[8.]

Watson, J.B. Psychology from the Standpoint of a Behaviourist. Lippincott, Philadelphia, 1919.


CHAPTER II

HOW OUR INSTITUTIONS FIT INDIVIDUAL SEX PSYCHOLOGY

Social institutions controlling sex activities based on the assumption that all women are adapted to as well as specialized for reproduction; Neurotic tendencies which unfit women for marriage—the desire for domination; Sexual anæsthesia another neurotic trait which interferes with marital harmony; The conditioning of the sexual impulse to the parent ideal and the erotic fetish as factors which determine mating; Homosexual tendencies and their part in the sex problem; The conflict between the desire for marriage and egoistic ambitions; The social regulations from the viewpoint of individual psychology.

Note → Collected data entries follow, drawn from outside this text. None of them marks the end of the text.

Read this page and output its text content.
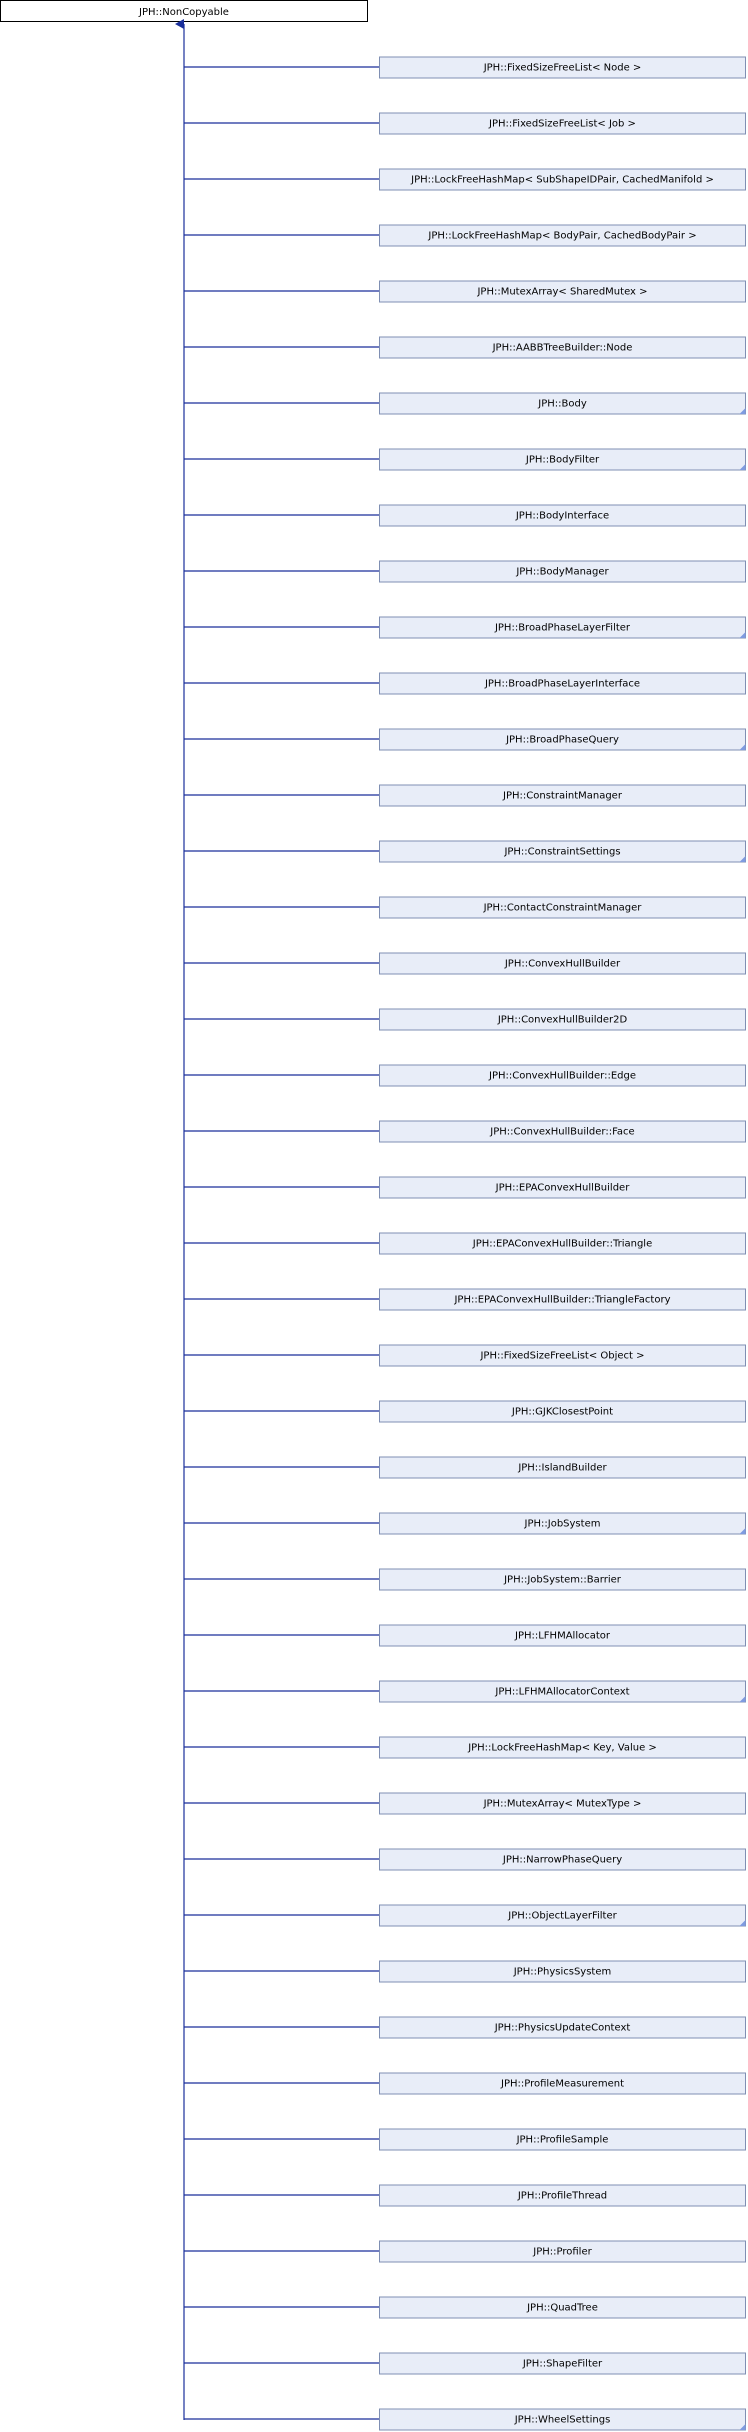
JPH::NonCopyable
JPH::FixedSizeFreeList< Node >
JPH::FixedSizeFreeList< Job >
JPH::LockFreeHashMap< SubShapeIDPair, CachedManifold >
JPH::LockFreeHashMap< BodyPair, CachedBodyPair >
JPH::MutexArray< SharedMutex >
JPH::AABBTreeBuilder::Node
JPH::Body
JPH::BodyFilter
JPH::BodyInterface
JPH::BodyManager
JPH::BroadPhaseLayerFilter
JPH::BroadPhaseLayerInterface
JPH::BroadPhaseQuery
JPH::ConstraintManager
JPH::ConstraintSettings
JPH::ContactConstraintManager
JPH::ConvexHullBuilder
JPH::ConvexHullBuilder2D
JPH::ConvexHullBuilder::Edge
JPH::ConvexHullBuilder::Face
JPH::EPAConvexHullBuilder
JPH::EPAConvexHullBuilder::Triangle
JPH::EPAConvexHullBuilder::TriangleFactory
JPH::FixedSizeFreeList< Object >
JPH::GJKClosestPoint
JPH::IslandBuilder
JPH::JobSystem
JPH::JobSystem::Barrier
JPH::LFHMAllocator
JPH::LFHMAllocatorContext
JPH::LockFreeHashMap< Key, Value >
JPH::MutexArray< MutexType >
JPH::NarrowPhaseQuery
JPH::ObjectLayerFilter
JPH::PhysicsSystem
JPH::PhysicsUpdateContext
JPH::ProfileMeasurement
JPH::ProfileSample
JPH::ProfileThread
JPH::Profiler
JPH::QuadTree
JPH::ShapeFilter
JPH::WheelSettings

The institutionalized forms of social control into which the old sex taboos have developed impose upon all members of the group a uniform type of sexual relationship. These socially enforced standards which govern the sex life are based upon the assumption that men and women conform closely to the masculine and feminine ideals of tradition. The emphasis is much more strongly placed on feminine conformity, however; a great many sexual activities are tolerated in the male that would be unsparingly condemned in the female. Thus the sex problem becomes in large measure a woman's problem, not only because of her peculiar biological specialization for reproduction, which involves an enormous responsibility but also because her life has for so many generations been hedged in by rigid institutionalized taboos and prohibitions.

The traditional conception of marriage and the family relation implies that all women are adapted to as well as specialized for motherhood. In reality, if the biological evidence of intersexuality be as conclusive as now appears, there are many women who by their very nature are much better adapted to the activities customarily considered as pre-eminently masculine, although they are still specialized for childbearing. There is no statistical evidence of any high correlation between the sexual and maternal impulses. Indeed, a great many traits of human behaviour seem to justify the inference that these two tendencies may often be entirely dissociated in the individual life. Dr Blair Bell (as noted in Part I, Chapter III) believes that it is possible to differentiate women possessing a maternal impulse from those lacking such tendencies by the very anatomical structure. It is obvious that a woman endowed with a strong erotic nature requires a kind of sexual relationship different from one whose interests are predominantly in her children. And both the sexual and maternal types require different situations than the woman who combines the two instincts in her own personality for a normal expression of their emotional life.